Working dogs go through imprinting, basic training on tracking and criminal apprehension. They head to their new jobs when they’re about one and a half to two years old.
In Prince Albert, the police then do more training on searches, evidence, obedience, agility, tracking and apprehension.
Daxa is six. She has been working for the Prince Albert Police for about four years. He only handler has been Const. Bighetty.
Febee is a bit younger. She just turned four. Like Daxa, Febee has only had one handler during her time with the P.A. police.
Police dogs serve for five years before they go through a review. Daxa is getting older. There will be a day where she won’t work anymore. When that will be depends on the dog, and on the handler.
“I know of dogs that have been in service for nine years. It all depends on the dog’s health, the team and how well you are producing,” says Bighetty.
“If you’re doing a really good job, and the dog is healthy, why would you stop a good thing? It all depends.”

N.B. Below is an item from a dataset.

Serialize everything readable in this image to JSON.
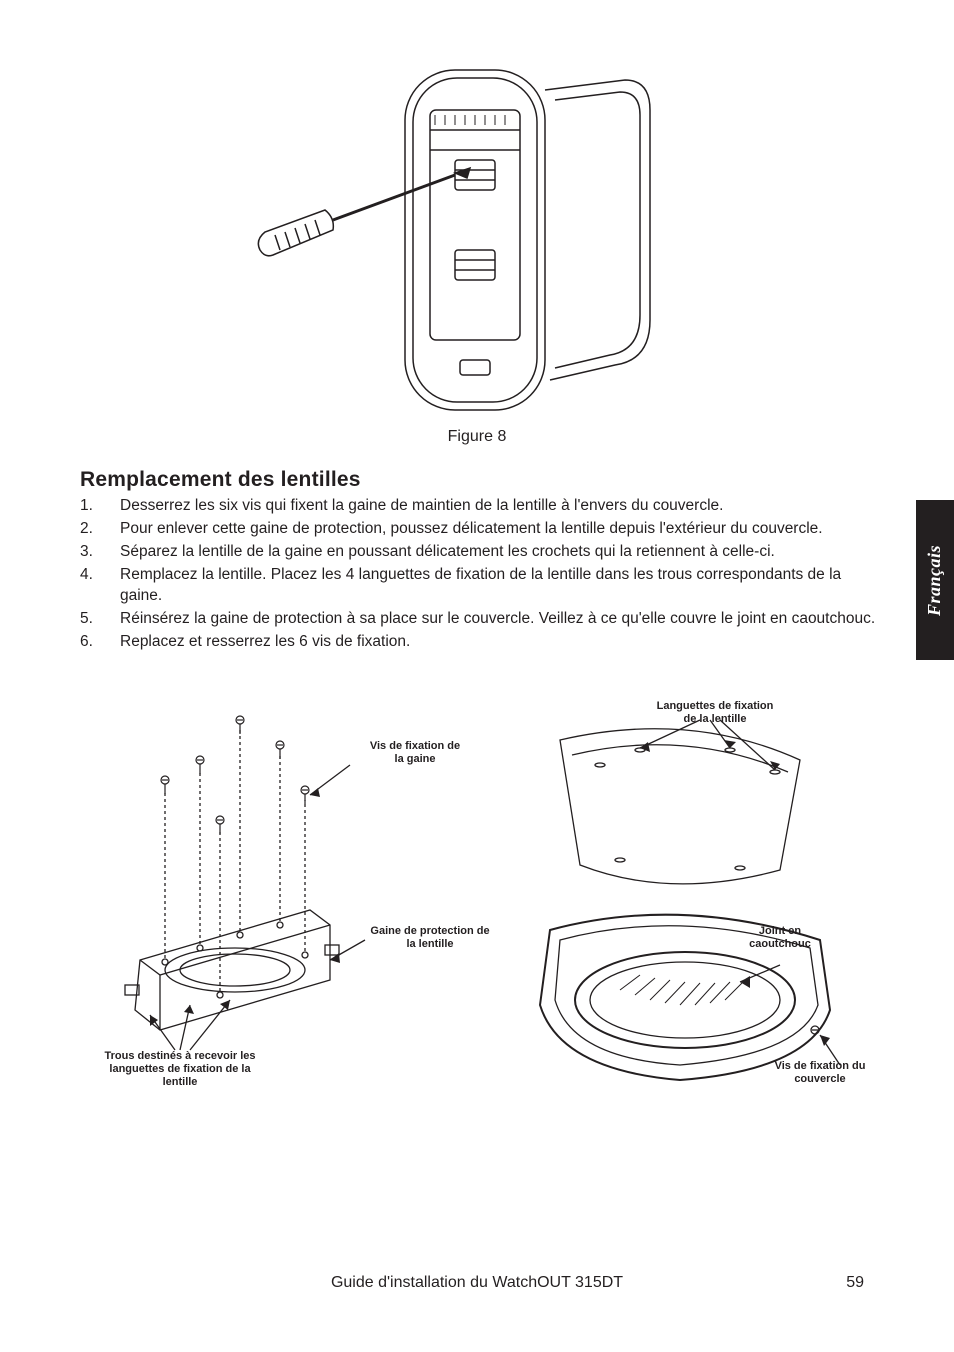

With all the time the dogs and handlers spend together, the bonds they build are incredibly strong.
“The bonds we have with our dogs we can’t compare to anything else,” Chow explains. “We spend more time with our dogs than we do with our families. When we’re working, they’re with us for 12 hours. And on days off, we still spend as much time with them as we can, to get them out of their kennels and do something. Otherwise they just go crazy.”

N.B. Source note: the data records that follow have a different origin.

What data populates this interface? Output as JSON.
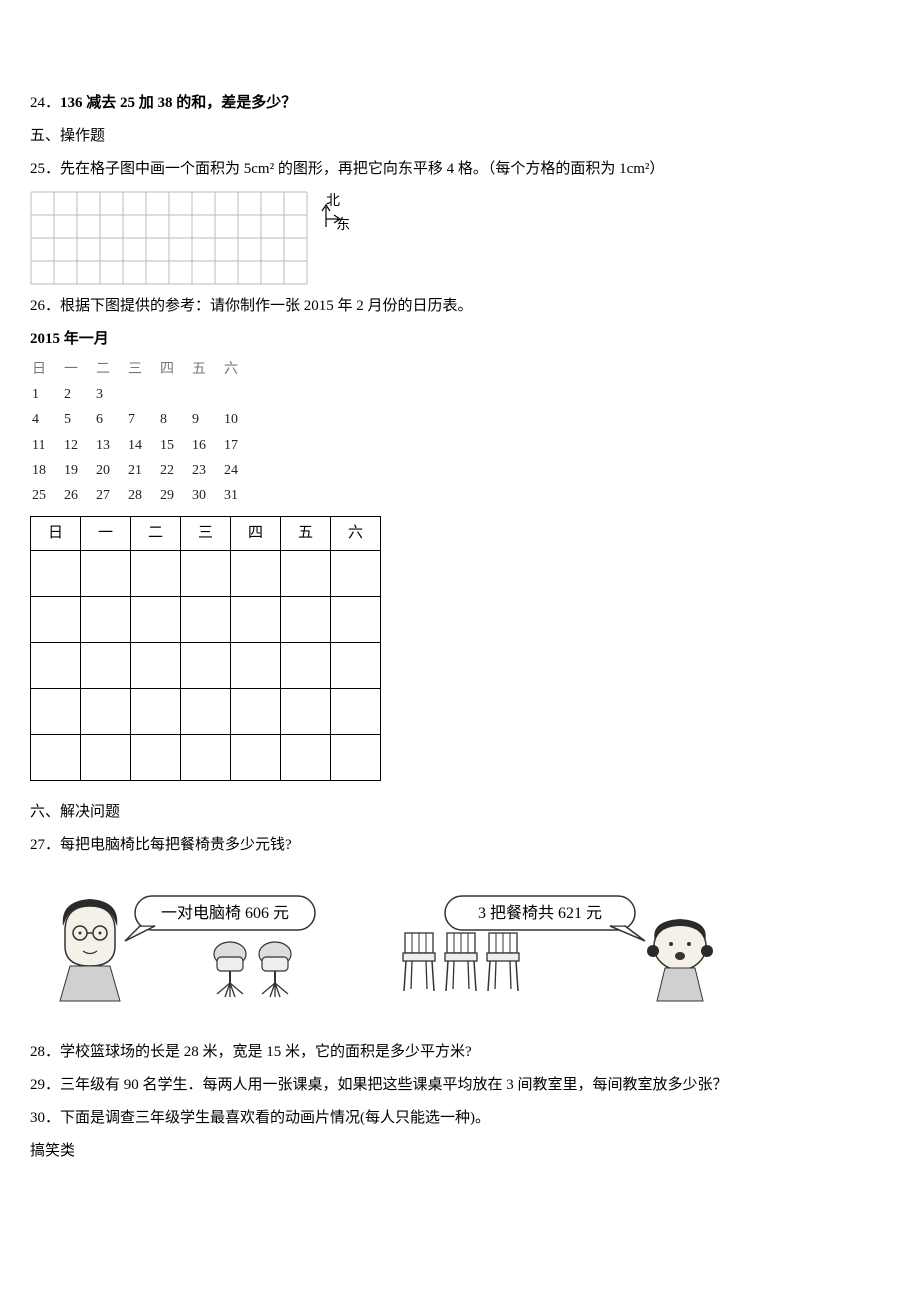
{
  "q24": {
    "number": "24．",
    "text": "136 减去 25 加 38 的和，差是多少？"
  },
  "section5": {
    "title": "五、操作题"
  },
  "q25": {
    "number": "25．",
    "text": "先在格子图中画一个面积为 5cm² 的图形，再把它向东平移 4 格。（每个方格的面积为 1cm²）",
    "grid": {
      "cols": 12,
      "rows": 4,
      "cell_size": 23,
      "stroke": "#bbbbbb",
      "stroke_width": 1
    },
    "compass": {
      "north": "北",
      "east": "东"
    }
  },
  "q26": {
    "number": "26．",
    "text": "根据下图提供的参考：请你制作一张 2015 年 2 月份的日历表。",
    "ref_title": "2015 年一月",
    "weekdays": [
      "日",
      "一",
      "二",
      "三",
      "四",
      "五",
      "六"
    ],
    "ref_rows": [
      [
        "1",
        "2",
        "3",
        "",
        "",
        "",
        ""
      ],
      [
        "4",
        "5",
        "6",
        "7",
        "8",
        "9",
        "10"
      ],
      [
        "11",
        "12",
        "13",
        "14",
        "15",
        "16",
        "17"
      ],
      [
        "18",
        "19",
        "20",
        "21",
        "22",
        "23",
        "24"
      ],
      [
        "25",
        "26",
        "27",
        "28",
        "29",
        "30",
        "31"
      ]
    ],
    "empty_rows": 5
  },
  "section6": {
    "title": "六、解决问题"
  },
  "q27": {
    "number": "27．",
    "text": "每把电脑椅比每把餐椅贵多少元钱?",
    "bubble1": "一对电脑椅 606 元",
    "bubble2": "3 把餐椅共 621 元"
  },
  "q28": {
    "number": "28．",
    "text": "学校篮球场的长是 28 米，宽是 15 米，它的面积是多少平方米?"
  },
  "q29": {
    "number": "29．",
    "text": "三年级有 90 名学生．每两人用一张课桌，如果把这些课桌平均放在 3 间教室里，每间教室放多少张？"
  },
  "q30": {
    "number": "30．",
    "text": "下面是调查三年级学生最喜欢看的动画片情况(每人只能选一种)。",
    "category": "搞笑类"
  },
  "style": {
    "text_color": "#000000",
    "bg_color": "#ffffff"
  }
}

That training pays off. When it’s time to go to work, the dogs are ready. They know what they have to do, and when they have to do it.
“They are extremely intelligent dogs,” Bighetty says. Daxa could be playing in the back yard with the kids, and then later we can be heading out and she can be chasing a dangerous suspect that has a weapon, and she puts her A-game on. It’s pretty amazing how they have that switch, and they know just by the tone of my voice when it’s downtime. They just know from reading us and reading the situation.”
When they aren’t chasing bad guys, the dogs enjoy time off. Passing them on the street, you wouldn’t know that just a few days earlier, they helped apprehend a suspected thief who tried to flee police.
And just like other officers, the dogs have unique personalities.
“Febee likes to relax and sleep,” Chow says. “She builds up her energy for work. She’s always super excited to go to work. If it was up to her, she would work every day.”
Daxa prefers a higher-energy lifestyle.
“I don’t know when she sleeps,” Bighetty says. “I haven’t seen her sleep. I’ve seen her doze off, maybe.”
Bighetty explains that just like humans, dogs need that time off to get ready for the next day of work. For Daxa, that means enjoying the life of a dog.
“Downtime is relaxing, being a normal dog; playing in the backyard or going for walks. In the summertime, Daxa loves swimming.
According to Bighetty, Daxa also loves playing with others.
“I have a little one at home, a six-year-old, and Daxa plays with them in the backyard all the time. They’re normal, happy, high energy dogs.”
But when playtime is over, it’s back to work for Daxa and Febee. It’s work they love, and work the community relies on to track down suspects who would otherwise escape.
“These dogs love what they do,” Bighetty says.
“We don’t force them to do it. They do it because they love it and want to please us. They’re high-energy dogs. They love to work.”